May 8, 2018: A Cup of DNA
To make an arrest, Det. Scharf needed to confirm that the DNA left at the crime scene matched Talbott’s. Investigators tailed Talbott, a trucker, for a few days, until he dropped a cup. They rushed it to the Washington State Patrol lab that same day and eagerly awaited the results.
May 9, 2018: Confirming the ID
Forensic scientist Lisa Collins matched the DNA on Talbott’s cup to that of “Individual A” and broke the news to Scharf, who got tears in his eyes.
May 17, 2018: William Earl Talbott II is Arrested
After more than three decades searching for answers, Talbott was arrested and taken into custody. Tanya’s older brother John Van Cuylenborg, pictured, was Detective Scharf’s first call.
June 11, 2019: Talbott’s Trial Begins
William Talbott II pleaded not guilty to two counts of aggravated murder. In June 2019 his trial began in the Snohomish County Superior Court.
June 2019: Talbott’s defense
At trial, Talbott’s attorney, Rachel Forde argued that the DNA found on Tanya Van Cuylenborg’s pants and body was best explained by consensual sex.
Forde’s co-counsel Jon Scott said, “William Talbott’s defense is that there is insufficient evidence to prove him guilty beyond a reasonable doubt.”
June 2019: The Prosecution
The prosecution argued that William Talbott murdered Tanya Van Cuylenborg and Jay Cook.

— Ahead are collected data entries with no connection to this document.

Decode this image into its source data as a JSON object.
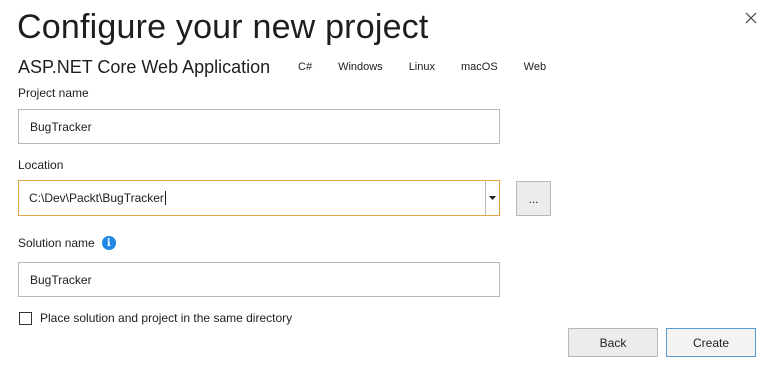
{
  "header": {
    "title": "Configure your new project",
    "subtitle": "ASP.NET Core Web Application",
    "tags": [
      "C#",
      "Windows",
      "Linux",
      "macOS",
      "Web"
    ]
  },
  "project_name": {
    "label": "Project name",
    "value": "BugTracker"
  },
  "location": {
    "label": "Location",
    "value": "C:\\Dev\\Packt\\BugTracker",
    "browse_label": "..."
  },
  "solution_name": {
    "label": "Solution name",
    "value": "BugTracker"
  },
  "same_directory": {
    "label": "Place solution and project in the same directory",
    "checked": false
  },
  "footer": {
    "back_label": "Back",
    "create_label": "Create"
  },
  "icons": {
    "close": "close-icon",
    "info": "info-icon",
    "dropdown": "chevron-down-icon"
  },
  "colors": {
    "focus_border": "#e0a74a",
    "primary_border": "#5b9bd5",
    "info": "#1e87e5"
  }
}
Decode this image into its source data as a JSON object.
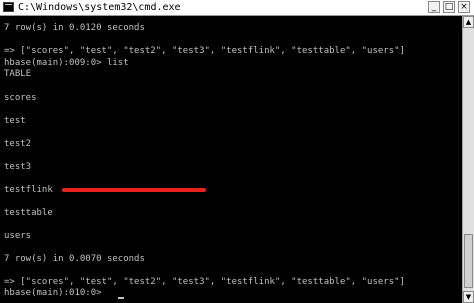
{
  "window": {
    "title": "C:\\Windows\\system32\\cmd.exe",
    "controls": {
      "minimize": "_",
      "maximize": "□",
      "close": "×"
    }
  },
  "console": {
    "lines": [
      "7 row(s) in 0.0120 seconds",
      "",
      "=> [\"scores\", \"test\", \"test2\", \"test3\", \"testflink\", \"testtable\", \"users\"]",
      "hbase(main):009:0> list",
      "TABLE",
      "",
      "scores",
      "",
      "test",
      "",
      "test2",
      "",
      "test3",
      "",
      "testflink",
      "",
      "testtable",
      "",
      "users",
      "",
      "7 row(s) in 0.0070 seconds",
      "",
      "=> [\"scores\", \"test\", \"test2\", \"test3\", \"testflink\", \"testtable\", \"users\"]",
      "hbase(main):010:0> "
    ]
  },
  "scrollbar": {
    "up_arrow": "▲",
    "down_arrow": "▼"
  },
  "colors": {
    "console_background": "#000000",
    "console_text": "#c0c0c0",
    "annotation_stroke": "#e8231e"
  }
}
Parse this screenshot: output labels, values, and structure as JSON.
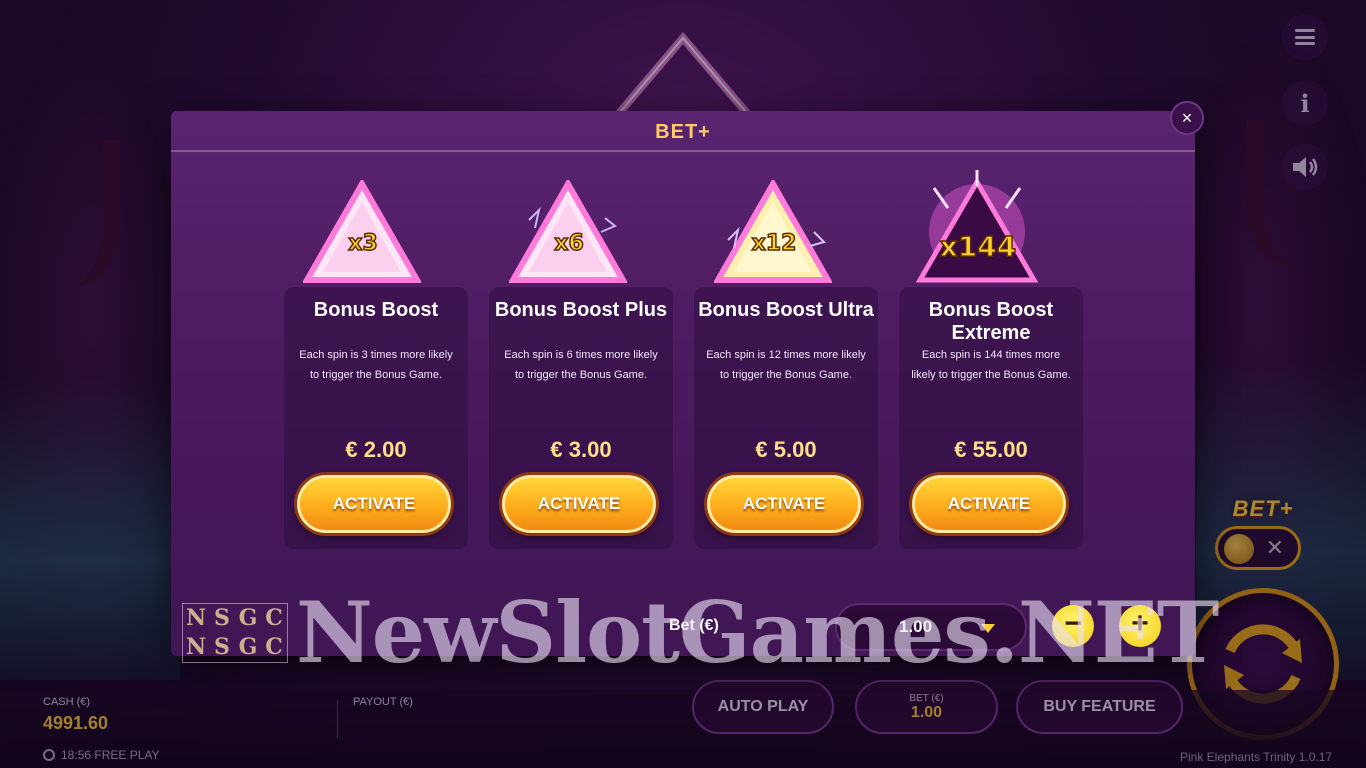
{
  "modal": {
    "title": "BET+",
    "close_label": "×",
    "cards": [
      {
        "multiplier": "x3",
        "name": "Bonus Boost",
        "description": "Each spin is 3 times more likely to trigger the Bonus Game.",
        "price": "€ 2.00",
        "button": "ACTIVATE"
      },
      {
        "multiplier": "x6",
        "name": "Bonus Boost Plus",
        "description": "Each spin is 6 times more likely to trigger the Bonus Game.",
        "price": "€ 3.00",
        "button": "ACTIVATE"
      },
      {
        "multiplier": "x12",
        "name": "Bonus Boost Ultra",
        "description": "Each spin is 12 times more likely to trigger the Bonus Game.",
        "price": "€ 5.00",
        "button": "ACTIVATE"
      },
      {
        "multiplier": "x144",
        "name": "Bonus Boost Extreme",
        "description": "Each spin is 144 times more likely to trigger the Bonus Game.",
        "price": "€ 55.00",
        "button": "ACTIVATE"
      }
    ],
    "bet": {
      "label": "Bet (€)",
      "value": "1.00",
      "minus": "−",
      "plus": "+"
    }
  },
  "side": {
    "betplus_label": "BET+",
    "betplus_toggle_off": "✕",
    "info": "i"
  },
  "bottom": {
    "cash_label": "CASH (€)",
    "cash_value": "4991.60",
    "clock": "18:56 FREE PLAY",
    "payout_label": "PAYOUT (€)",
    "auto_play": "AUTO PLAY",
    "bet_label": "BET (€)",
    "bet_value": "1.00",
    "buy_feature": "BUY FEATURE",
    "version": "Pink Elephants Trinity  1.0.17"
  },
  "watermark": {
    "text": "NewSlotGames.NET",
    "logo": [
      "N",
      "S",
      "G",
      "C",
      "N",
      "S",
      "G",
      "C"
    ]
  },
  "colors": {
    "accent_gold": "#ffcc66",
    "button_orange": "#ffb11e",
    "modal_purple": "#4a1a5e"
  }
}
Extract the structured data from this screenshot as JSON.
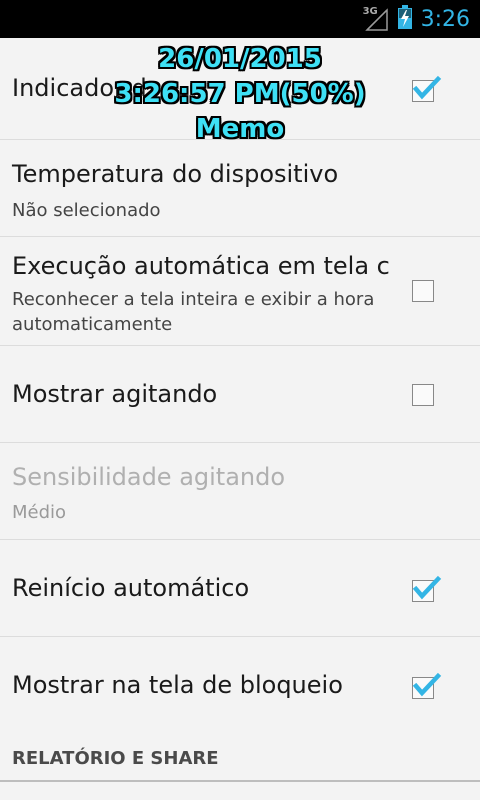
{
  "status_bar": {
    "network": "3G",
    "time": "3:26",
    "icons": [
      "signal-icon",
      "battery-charging-icon"
    ]
  },
  "overlay": {
    "date": "26/01/2015",
    "time_battery": "3:26:57 PM(50%)",
    "memo": "Memo"
  },
  "settings": [
    {
      "title": "Indicador d",
      "checked": true
    },
    {
      "title": "Temperatura do dispositivo",
      "summary": "Não selecionado"
    },
    {
      "title": "Execução automática em tela c",
      "summary": "Reconhecer a tela inteira e exibir a hora automaticamente",
      "checked": false
    },
    {
      "title": "Mostrar agitando",
      "checked": false
    },
    {
      "title": "Sensibilidade agitando",
      "summary": "Médio",
      "enabled": false
    },
    {
      "title": "Reinício automático",
      "checked": true
    },
    {
      "title": "Mostrar na tela de bloqueio",
      "checked": true
    }
  ],
  "section_header": "RELATÓRIO E SHARE",
  "colors": {
    "accent": "#33b5e5",
    "overlay_text": "#3ee0f5"
  }
}
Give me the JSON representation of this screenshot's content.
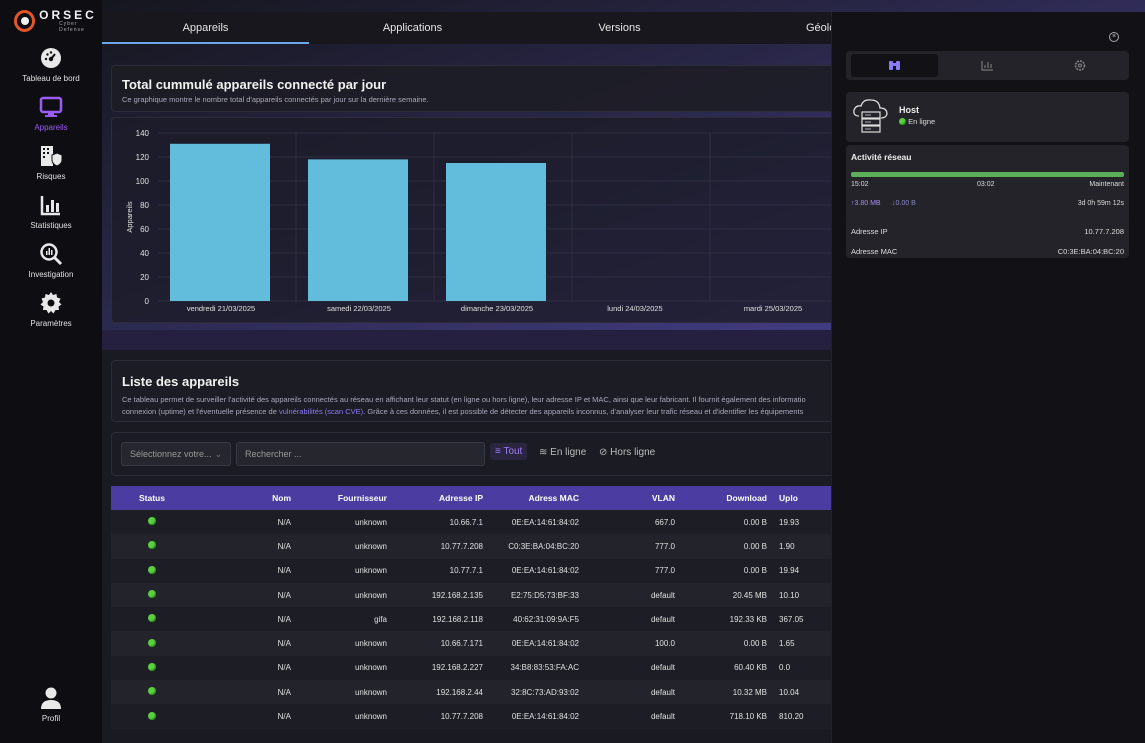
{
  "brand": {
    "name": "ORSEC",
    "tagline": "Cyber Defense"
  },
  "nav": [
    {
      "label": "Tableau de bord",
      "icon": "dashboard-gauge-icon"
    },
    {
      "label": "Appareils",
      "icon": "monitor-icon",
      "active": true
    },
    {
      "label": "Risques",
      "icon": "building-shield-icon"
    },
    {
      "label": "Statistiques",
      "icon": "bar-chart-icon"
    },
    {
      "label": "Investigation",
      "icon": "magnifier-chart-icon"
    },
    {
      "label": "Paramètres",
      "icon": "gear-icon"
    }
  ],
  "profile": {
    "label": "Profil"
  },
  "tabs": [
    {
      "label": "Appareils",
      "active": true
    },
    {
      "label": "Applications"
    },
    {
      "label": "Versions"
    },
    {
      "label": "Géoloca"
    }
  ],
  "chart_section": {
    "title": "Total cummulé appareils connecté par jour",
    "description": "Ce graphique montre le nombre total d'appareils connectés par jour sur la dernière semaine."
  },
  "chart_data": {
    "type": "bar",
    "categories": [
      "vendredi 21/03/2025",
      "samedi 22/03/2025",
      "dimanche 23/03/2025",
      "lundi 24/03/2025",
      "mardi 25/03/2025"
    ],
    "values": [
      131,
      118,
      115,
      null,
      null
    ],
    "ylabel": "Appareils",
    "ylim": [
      0,
      140
    ],
    "yticks": [
      0,
      20,
      40,
      60,
      80,
      100,
      120,
      140
    ],
    "grid": true,
    "bar_color": "#62bcdb"
  },
  "list_section": {
    "title": "Liste des appareils",
    "description_1": "Ce tableau permet de surveiller l'activité des appareils connectés au réseau en affichant leur statut (en ligne ou hors ligne), leur adresse IP et MAC, ainsi que leur fabricant. Il fournit également des informatio",
    "description_2a": "connexion (uptime) et l'éventuelle présence de ",
    "description_link": "vulnérabilités (scan CVE)",
    "description_2b": ". Grâce à ces données, il est possible de détecter des appareils inconnus, d'analyser leur trafic réseau et d'identifier les équipements"
  },
  "filters": {
    "select_placeholder": "Sélectionnez votre...",
    "search_placeholder": "Rechercher ...",
    "all": "Tout",
    "online": "En ligne",
    "offline": "Hors ligne"
  },
  "table": {
    "headers": [
      "Status",
      "Nom",
      "Fournisseur",
      "Adresse IP",
      "Adress MAC",
      "VLAN",
      "Download",
      "Uplo"
    ],
    "rows": [
      [
        "N/A",
        "unknown",
        "10.66.7.1",
        "0E:EA:14:61:84:02",
        "667.0",
        "0.00 B",
        "19.93"
      ],
      [
        "N/A",
        "unknown",
        "10.77.7.208",
        "C0:3E:BA:04:BC:20",
        "777.0",
        "0.00 B",
        "1.90"
      ],
      [
        "N/A",
        "unknown",
        "10.77.7.1",
        "0E:EA:14:61:84:02",
        "777.0",
        "0.00 B",
        "19.94"
      ],
      [
        "N/A",
        "unknown",
        "192.168.2.135",
        "E2:75:D5:73:BF:33",
        "default",
        "20.45 MB",
        "10.10"
      ],
      [
        "N/A",
        "gifa",
        "192.168.2.118",
        "40:62:31:09:9A:F5",
        "default",
        "192.33 KB",
        "367.05"
      ],
      [
        "N/A",
        "unknown",
        "10.66.7.171",
        "0E:EA:14:61:84:02",
        "100.0",
        "0.00 B",
        "1.65"
      ],
      [
        "N/A",
        "unknown",
        "192.168.2.227",
        "34:B8:83:53:FA:AC",
        "default",
        "60.40 KB",
        "0.0"
      ],
      [
        "N/A",
        "unknown",
        "192.168.2.44",
        "32:8C:73:AD:93:02",
        "default",
        "10.32 MB",
        "10.04"
      ],
      [
        "N/A",
        "unknown",
        "10.77.7.208",
        "0E:EA:14:61:84:02",
        "default",
        "718.10 KB",
        "810.20"
      ]
    ]
  },
  "panel": {
    "host_title": "Host",
    "host_status": "En ligne",
    "activity_title": "Activité réseau",
    "time_start": "15:02",
    "time_mid": "03:02",
    "time_end": "Maintenant",
    "upload": "↑3.80 MB",
    "download": "↓0.00 B",
    "uptime": "3d 0h 59m 12s",
    "ip_label": "Adresse IP",
    "ip_value": "10.77.7.208",
    "mac_label": "Adresse MAC",
    "mac_value": "C0:3E:BA:04:BC:20"
  }
}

They pointed to Talbott’s DNA from Tanya’s body and her pants, the fact that Talbott had lived just 7 miles from where Jay’s body was found, and the zip ties that were found at all four crime scenes. Prosecutor Baldock said this proves the connection between Cook’s murder, and Van Cuylenborg’s, and the van.
June 28, 2019: The Verdict
After a two-week trial, the jury found William Earl Talbott II guilty of two counts of aggravated murder. Talbott maintains his innocence and has appealed the verdict.
July 24, 2019: The Sentencing
William Earl Talbott II was sentenced to two life terms. Jay and Tanya’s families were in the courtroom. So was Chelsea Rustad – the only Talbott relative there. Rustad says, “His dad wasn’t there, his sisters weren’t there. He had a family member in the audience, and I was there supporting the victims.”
Rustad has written a book about her connection to this case, “Inherited Secrets.”
July 24, 2019: A mother’s search for closure
At William Talbott’s sentencing, Jay Cook’s mother Leona told the judge about her endless search for closure. “Some of us wanted a shirt or sweater. You could wear them. You could put them to your nose and smell him. I still have that old sweater in my drawer.”